19. While parting with this case, I cannot but express my surprise at the strange attitude taken by the department. IF benefit of exemption only to those manufacturer who passed on the benefit of the buyers consumers, then nothing could have been easier than providing for the same in the exemption itself. Indeed, in several such notification issued earlier, such a provision was specifically made. It is intriguing to know why no such provision was made in the notification concerned herein and why it was sought to be brought in by way of supplementary instructions under rule 233. It is indeed surprising that even after the decision of the Delhi High Court, rendered as far back as 8-2-1978, the department has not chosen to amend the exemption notification, and continues to persist in its' unsustainable stand. May be that an amendment would not ensure to the past period; but, at least for the future period such an amendment of the exemption notification would obviate any controversy. So far as the past period is concerned, the Government or the Parliament, as the case may be, can always think of appropriate steps, if they think any steps are called for in public interest.
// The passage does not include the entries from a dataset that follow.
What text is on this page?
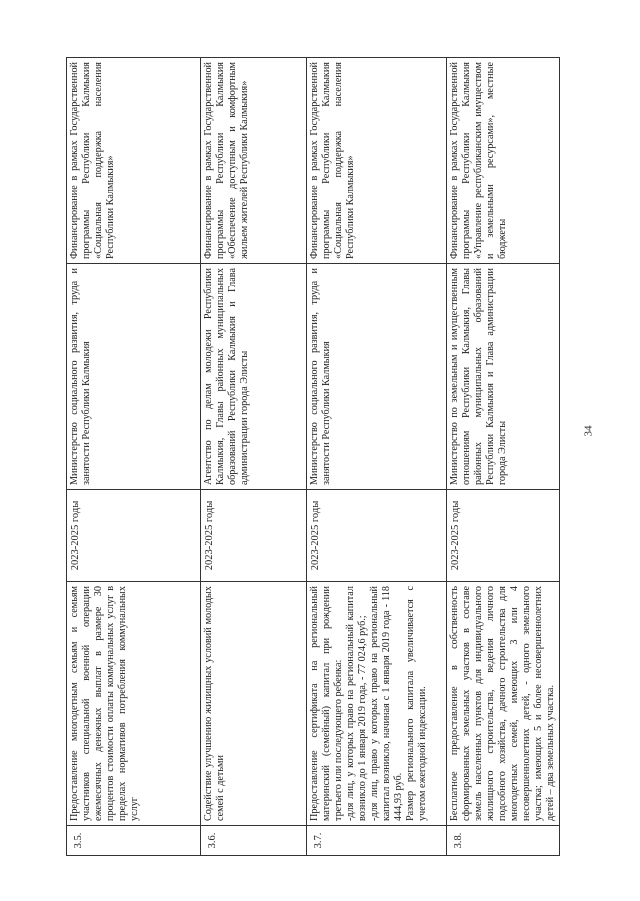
3.5.	Предоставление многодетным семьям и семьям участников специальной военной операции ежемесячных денежных выплат в размере 30 процентов стоимости оплаты коммунальных услуг в пределах нормативов потребления коммунальных услуг	2023-2025 годы	Министерство социального развития, труда и занятости Республики Калмыкия	Финансирование в рамках Государственной программы Республики Калмыкия «Социальная поддержка населения Республики Калмыкия»
3.6.	Содействие улучшению жилищных условий молодых семей с детьми	2023-2025 годы	Агентство по делам молодежи Республики Калмыкия, Главы районных муниципальных образований Республики Калмыкия и Глава администрации города Элисты	Финансирование в рамках Государственной программы Республики Калмыкия «Обеспечение доступным и комфортным жильем жителей Республики Калмыкия»
3.7.	Предоставление сертификата на региональный материнский (семейный) капитал при рождении третьего или последующего ребенка: -для лиц, у которых право на региональный капитал возникло до 1 января 2019 года, - 77 024,6 руб.; -для лиц, право у которых право на региональный капитал возникло, начиная с 1 января 2019 года - 118 444,93 руб. Размер регионального капитала увеличивается с учетом ежегодной индексации.	2023-2025 годы	Министерство социального развития, труда и занятости Республики Калмыкия	Финансирование в рамках Государственной программы Республики Калмыкия «Социальная поддержка населения Республики Калмыкия»
3.8.	Бесплатное предоставление в собственность сформированных земельных участков в составе земель населенных пунктов для индивидуального жилищного строительства, ведения личного подсобного хозяйства, дачного строительства для многодетных семей, имеющих 3 или 4 несовершеннолетних детей, - одного земельного участка; имеющих 5 и более несовершеннолетних детей – два земельных участка.	2023-2025 годы	Министерство по земельным и имущественным отношениям Республики Калмыкия, Главы районных муниципальных образований Республики Калмыкия и Глава администрации города Элисты	Финансирование в рамках Государственной программы Республики Калмыкия «Управление республиканским имуществом и земельными ресурсами», местные бюджеты
34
I echo in full measure the sentiments expressed by H. L. Anand, J., in Modi Rubber Limited v. Union of India & Others, 1978 Excise Law Times (J 127), to the following effect :
'...... We were at a loss to understand why if the intention in issuing the present notification was the same as on the previous occasions, i.e., that the benefit should pass to the well deserved bands of the consumer, was the benefit not made dependent on being reflected in the pricing policy. We also looked around in vain for an Explanation as to why, when the industry failed to pass the benefit to the consumer, steps were not taken to either modify the language of the notification or to withdraw the benefit altogether. Was the departure in the frame of the notification the result of a mere slip or gross negligence or something worse If the language of the notification was deliberate Act, was it intended to give an unconditional gift to, as the industry with a mere pious with the benefit would be passed on as if by a religious duty, by the industry to the consumer Would there be a justification, a substantial benefit was passed on to the industry with an Illusory one to the consumer as a mere eye wash We have decided the petition, but these questions, still remain unanswered, our pointed questioning of the Government counsel notwithstanding. It is not for us to suggest as to whether the circumstances in which the notification was issued and in the way it was framed would call for appropriate administrative action, but there is little doubt in our mind that the matter would deserve attention even an appropriate inquiry, if for the reason that no suitable machinery exists today to protect the interests of the consumer. It is high time some one in authority considered the propriety of introduction of the institution of Smbudaman in Industry as watchdog over the cost price relationship and quality control to protect the vital consumer interest as indeed, public interest.'
20. For the aforesaid reasons, the writ petition is allowed and it is declared that the benefit of the Notification No. 198/1976, dated 16- 6-1976, cannot be denied to the petitioner only on the ground that the benefit of exemption has not been passed on by the petitioner to the buyer/consumer. There shall be no order as to costs, in the circumstances of the case.